When deciding on how to manage your blog, which comments to allow in as part of the ongoing debate on posts, it can get tricky at times – particularly when you have a commitment to give your readership the best discussions and most relevant inputs.
This gets even trickier when somebody attempts to troll (bad-mouth) your blog or attacks a particular blog post.
We’ve all been there – a part of having a well-read, fearless, upfront and sometimes contraversial blog, is that some will disagree with what’s said, and voice their opinions.
This is welcomed – as a well-balanced, thoughtful, well-reasoned argument which benefits the blog, gives the readership greater insight and understanding, and generates valuable online communication.
Unless your blog is the victim of a troller. A negative drain with nothing positive to add, and a huge conflict with your blog’s ethos.
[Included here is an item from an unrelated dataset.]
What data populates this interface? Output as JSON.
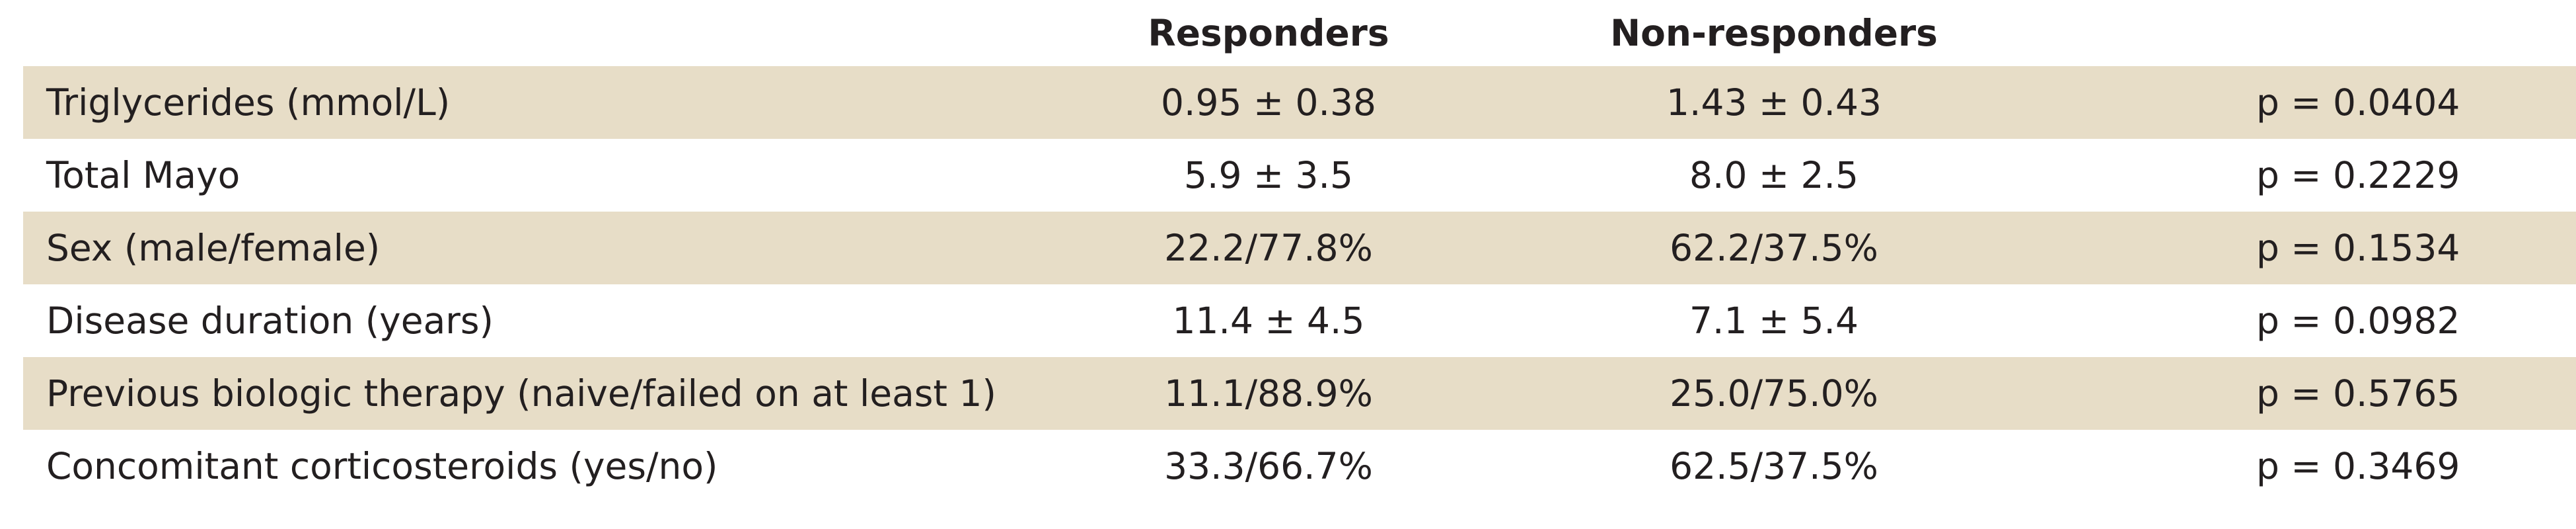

I’ve been trolled before – on this blog, on Twitter, and on Facebook. I enjoy discussion, debate and dialogue as much as the next blogger – but what I absolutely won’t put up with is a troller trying to ruin an interesting, useful, and valid blog post.
I had a particularly unpleasant round of post comments around this blog post over the last three days from a troller – a cowardly, anonymous individual who used fake email addresses on each occasion and demonstrated he hadn’t actually engaged with the whole Kwik Fit issue, as clearly highlighted in the blog post itself.
Obviously, someone with an axe to grind – but no sharp blade on said axe, so to speak.
I entertained the first comment, as it provided potential to add to the Kwik Fit life-threatening debate further – even if it was poorly crafted, a bit aggressive, and slightly antagonistic. I can handle that, and the readership might have benefited too.
However, after a further round of abusive, aggressive, and highly personal (not to mention irrelevant) attempted comments from the fake- email-address-using troller, I had no choice but to delete and block the comments. They were, quite simply, offensive.
But, from every trial comes a lesson – and my top tips for handling trollers on your blog and when to delete them, go like this:
* Allow a bit of leeway, but when any boundary is stepped over, clamp down on them immediately and without hesitation.
* Remember it is your blog, and you have the right to monitor, edit and delete anything which doesn’t add value to readers.
* Do not sink to their level – leave them there and move on, maintaining your positive outlook and brilliant blogging.
So, to the individual calling himself Frederick@yahoo.co.uk – amongst many other fake email addresses, a bit of advice to you, too.
If you can be man enough to provide your real email address and actual name, and contribute something useful to the debate, you are most welcome to come on board and add some intelligent comment. As for the rest of it? Blocked.
Protect your blog, folks – it’s part of your online legacy. And that’s all about your unique, powerful, genuine and real voice.
Most importantly – protect your blog so your readers have a consistent, solid, engaging and useful space online to visit.